What is the difference between using a symmetric versus an asymmetric algorithm for signing JWTs, and when should each be used?
Symmetric algorithms such as HS256 use a single shared secret for both signing and verification, meaning any party that can verify the token can also issue tokens. This is suitable when signing and verification occur within the same service or a tightly controlled set of trusted services. Asymmetric algorithms such as RS256 or ES256 use a private key for signing and a public key for verification, allowing tokens to be verified by external parties without granting them the ability to issue tokens. Asymmetric signing is generally preferred in distributed systems or when tokens are verified by third parties, as it limits the blast radius if a verifying party is compromised.
Common misconceptions
JWT payloads are encrypted and their contents are confidential by default.
Standard JWTs use Base64URL encoding for the header and payload, which provides no confidentiality. Anyone who obtains the token can decode and read its contents without knowing the signing key. Confidentiality requires using JSON Web Encryption (JWE) in addition to or instead of standard signed JWTs.
A valid JWT signature guarantees the token has not been revoked and is still authorized for use.
Signature verification only confirms that the token was signed by the expected party and has not been tampered with. JWTs are typically stateless and self-contained, meaning a validly signed token remains usable until its expiration time unless the application implements an additional revocation mechanism such as a token blocklist or short expiration windows.
The algorithm declared in the JWT header can be trusted and used directly to select the verification method.
Blindly trusting the 'alg' field in the JWT header is a well-known vulnerability class. Attackers may modify the header to specify 'none' to bypass signature verification, or switch from an asymmetric algorithm to a symmetric one to exploit a public key as a shared secret. Verifiers should enforce the expected algorithm explicitly rather than deriving it from the token itself.
Best practices
Explicitly specify and enforce the expected signing algorithm on the verifier side rather than accepting the algorithm declared in the JWT header. Reject tokens that specify 'none' or any algorithm not included in an allowlist.

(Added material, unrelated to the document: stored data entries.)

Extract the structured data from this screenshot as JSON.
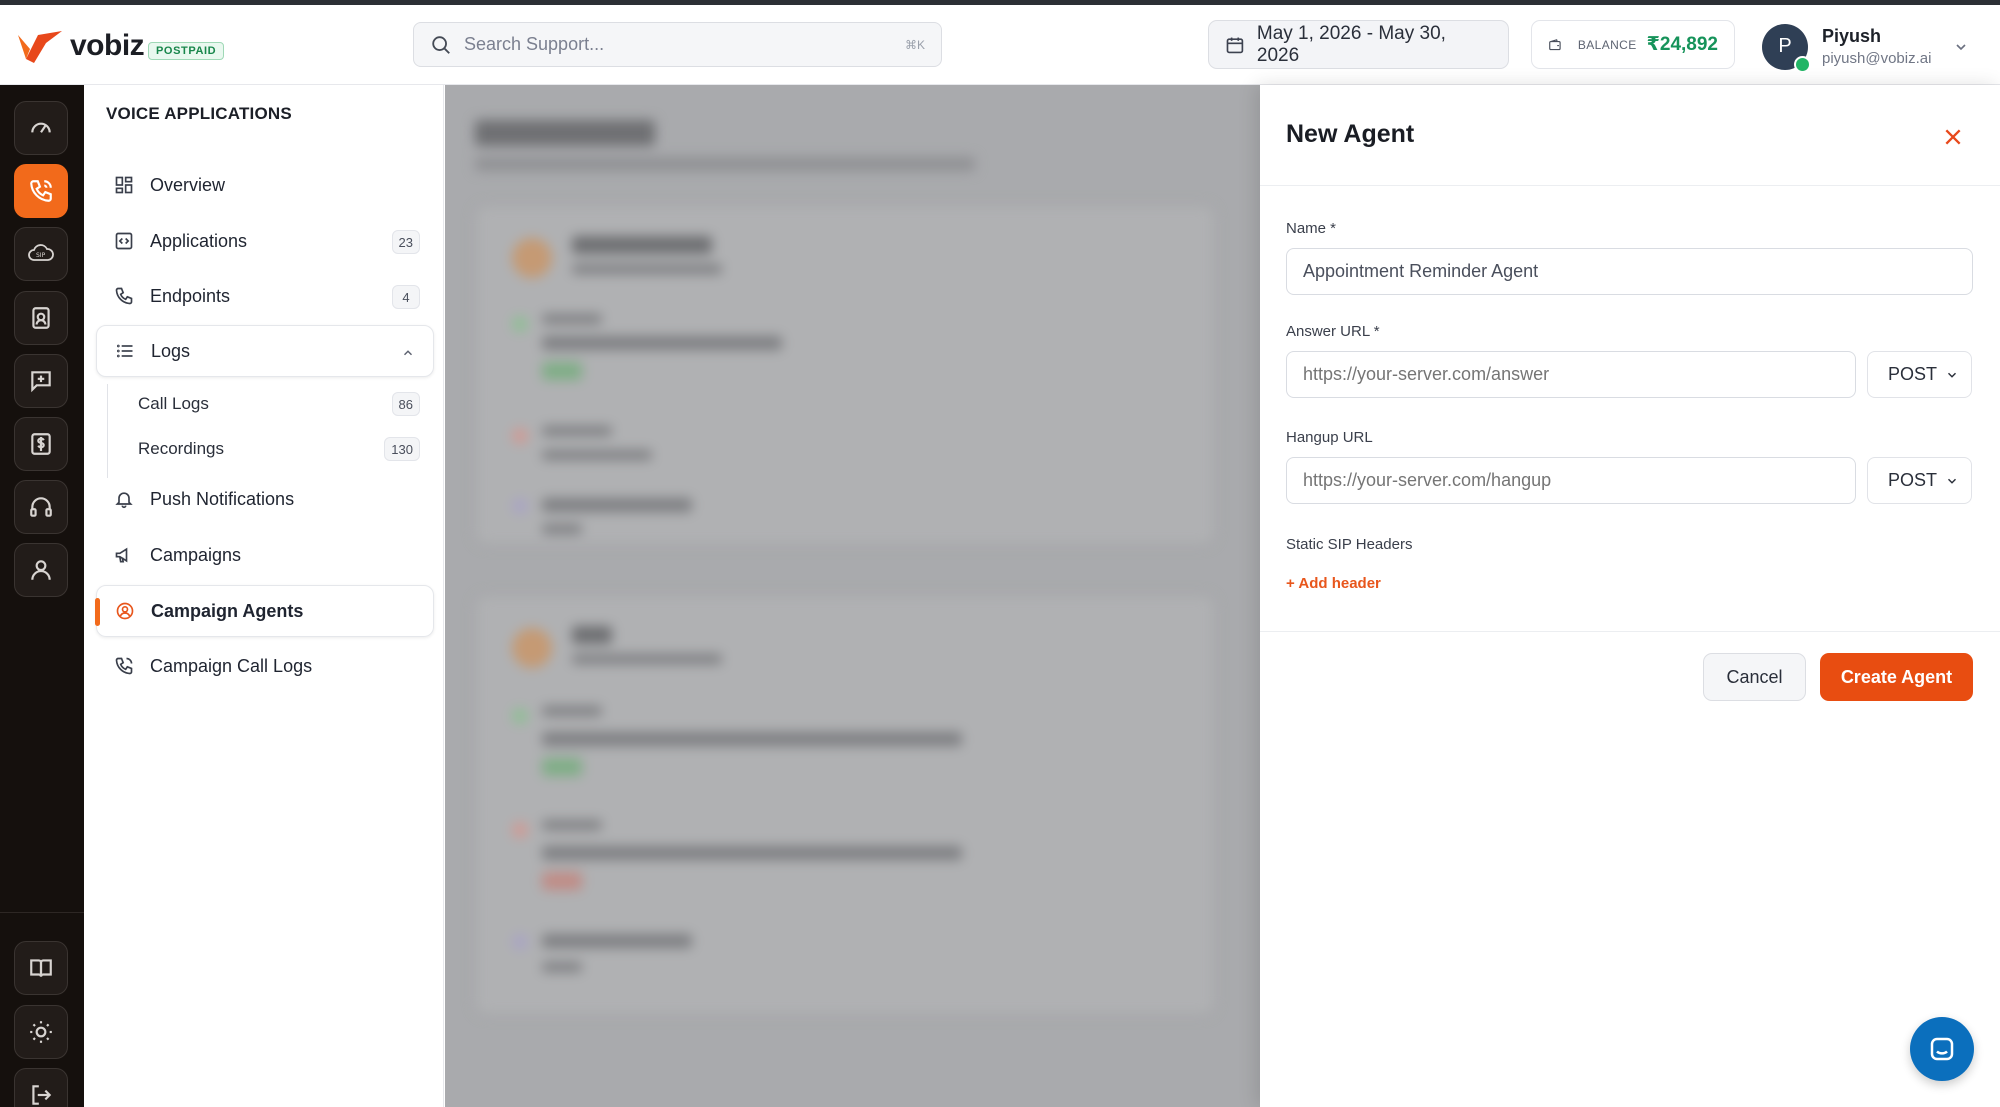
{
  "app": {
    "brand": "vobiz",
    "plan_badge": "POSTPAID"
  },
  "header": {
    "search_placeholder": "Search Support...",
    "search_shortcut": "⌘K",
    "date_range": "May 1, 2026 - May 30, 2026",
    "balance_label": "BALANCE",
    "balance_amount": "₹24,892",
    "user_initial": "P",
    "user_name": "Piyush",
    "user_email": "piyush@vobiz.ai"
  },
  "rail": {
    "items": [
      "dashboard-icon",
      "phone-icon",
      "sip-cloud-icon",
      "contact-badge-icon",
      "message-plus-icon",
      "billing-icon",
      "headset-icon",
      "user-icon"
    ],
    "bottom": [
      "book-icon",
      "sun-icon",
      "logout-icon"
    ],
    "active_index": 1
  },
  "sidebar": {
    "title": "VOICE APPLICATIONS",
    "items": [
      {
        "label": "Overview"
      },
      {
        "label": "Applications",
        "count": "23"
      },
      {
        "label": "Endpoints",
        "count": "4"
      },
      {
        "label": "Logs"
      },
      {
        "label": "Push Notifications"
      },
      {
        "label": "Campaigns"
      },
      {
        "label": "Campaign Agents"
      },
      {
        "label": "Campaign Call Logs"
      }
    ],
    "logs_sub": [
      {
        "label": "Call Logs",
        "count": "86"
      },
      {
        "label": "Recordings",
        "count": "130"
      }
    ]
  },
  "drawer": {
    "title": "New Agent",
    "name_label": "Name *",
    "name_value": "Appointment Reminder Agent",
    "answer_label": "Answer URL *",
    "answer_placeholder": "https://your-server.com/answer",
    "answer_method": "POST",
    "hangup_label": "Hangup URL",
    "hangup_placeholder": "https://your-server.com/hangup",
    "hangup_method": "POST",
    "sip_label": "Static SIP Headers",
    "add_header": "+ Add header",
    "cancel": "Cancel",
    "create": "Create Agent"
  },
  "colors": {
    "accent": "#f26a1b",
    "primary_button": "#e84d11",
    "balance": "#16935a",
    "rail_bg": "#15100d",
    "chat": "#0b6fbd"
  }
}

Set short expiration times ('exp' claim) appropriate to the sensitivity of the operation, and implement a server-side revocation or blocklist mechanism for use cases where immediate invalidation of tokens (such as logout or credential change) is required.
Never store sensitive or confidential data in the JWT payload unless the token is also encrypted using JWE, because the payload is only Base64URL-encoded and is readable by any party that obtains the token.
Validate all relevant registered claims on receipt, including 'exp' (expiration), 'nbf' (not before), 'iss' (issuer), and 'aud' (audience), to prevent token reuse across different contexts or after expiration.
Use asymmetric signing algorithms (such as RS256 or ES256) for scenarios where multiple services need to verify tokens but only one service should be able to issue them, reducing the risk of a compromised verifier being used to forge tokens.
Protect JWTs in transit and at rest using transport-layer security, and store tokens in ways that mitigate client-side theft, such as using HttpOnly and Secure cookie flags when storing tokens in browser environments.